Computing the symbol error rate of m-FSK

How to compute the symbol error rate rate of an m-FSK modulation is something that comes up in a variety of situations, since the math is the same in any setting in which the symbols are orthogonal (so it also applies to some spread spectrum modulations). I guess this must appear somewhere in the literature, but I can never find this result when I need it, so I have decided to write this post explaining the math.

Here I show an approach that I first learned from Wei Mingchuan BG2BHC two years ago during the Longjiang-2 lunar orbiter mission. While writing our paper about the mission, we wanted to compute a closed expression for the BER of the LRTC modulation used in the uplink (which is related to \(m\)-FSK). Using a clever idea, Wei was able to find a formula that involved an integral of CDFs and PDFs of chi-squared distributions. Even though this wasn’t really a closed formula, evaluating the integral numerically was much faster than doing simulations, specially for high \(E_b/N_0\).

Recently, I came again to the same idea independently. I was trying to compute the symbol error rate of \(m\)-FSK and even though I remembered that the problem about LRTC was related, I had forgotten about Wei’s formula and the trick used to obtain it. So I thought of something on my own. Later, digging through my emails I found the messages Wei and I exchanged about this and saw that I had arrived to the same idea and formula. Maybe the trick was in the back of my mind all the time.

Due to space constraints, the BER formula for LRTC and its mathematical derivation didn’t make it into the Longjiang-2 paper. Therefore, I include a small section below with the details.


We will assume that the symbols sent by the transmitter are a set of orthonormal vectors \(\{v_1,\ldots,v_m\}\) in a space which is either \(\mathbb{C}^N\) in the discrete time case, or \(\mathbb{C}^{[0,T]}\), the set of functions from the interval \([0,T]\) to \(\mathbb{C}\), in the continuous time case (though the space where these vectors live is not so important, as long as one is able to define white Gaussian noise on it, in the precise sense given below).

Note that this is the case in \(m\)-FSK whenever the tones are orthogonal, meaning that the frequency spacing between each pair of tones is an integer multiple of the symbol rate, and there is no pulse shape filtering. In particular this setting does not cover GFSK.

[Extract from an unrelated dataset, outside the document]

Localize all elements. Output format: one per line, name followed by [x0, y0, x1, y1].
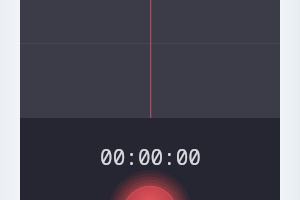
button[interactable]: Record	[124, 186, 176, 200]
button[interactable]: Waveform	[20, 0, 280, 118]
staticText: 00:00:00	[100, 143, 201, 172]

The transmitter sends a vector \(v_k\) with \(1 \leq k \leq m\) and the receiver receives that vector plus noise, which we denote by \(w = v_k + n\). Without loss of generality, we will assume below that \(k = 1\).

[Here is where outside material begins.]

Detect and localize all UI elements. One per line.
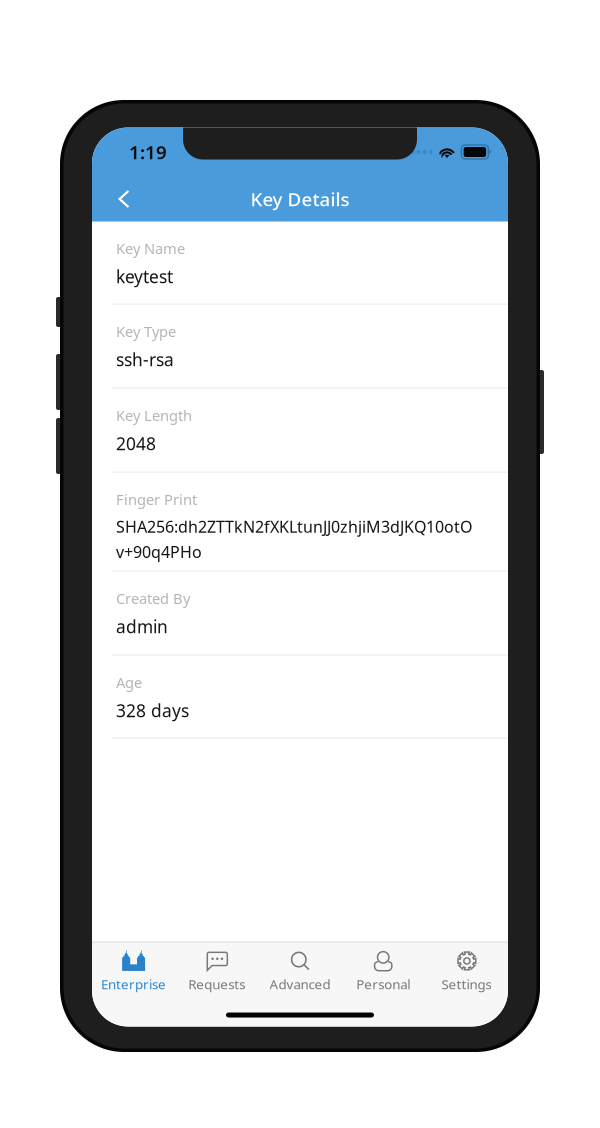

The noise \(n\) will be assumed to be Gaussian and white, so that in particular, the scalar products \(\langle n, v_1\rangle\), …, \(\langle n, v_m\rangle\) are independent complex normal random variables with mean zero and variance \(\sigma^2 = (E_s/N_0)^{-1}\).

Coherent detection

In the case of coherent detection, the receiver performs the maximum-likelihood detection of the symbols. It computes \(\text{Re} \langle w, v_j\rangle\) for \(j = 1,…,m\), and chooses as output the symbol \(v_j\) that maximizes this expression. Since \(w = v_1 + n\), we have\[\text{Re} \langle w, v_1\rangle = 1 + \text{Re}\langle n, v_1\rangle.\]For \(j \geq 2\) we have\[\text{Re}\langle w, v_j\rangle = \text{Re}\langle n, v_j\rangle.\]The real parts of the scalar products involving the noise are distributed as independent real normal variables with mean zero and variance \(\sigma^2/2\). Dividing by \(\sigma/\sqrt{2}\) and putting \(\alpha = \sqrt{2E_s/N_0}\), we see that the probability of correct detection (which is \(1-\mathrm{SER}\), where \(\mathrm{SER}\) denotes the symbol error rate) is equal to the probability that \(\alpha + N_1\) is greater than the maximum of \(N_2, \ldots, N_m\), where \(N_1,\ldots, N_m\) are independent real normal variables with zero mean and variance one. This can be computed using conditional expectation as we indicate now.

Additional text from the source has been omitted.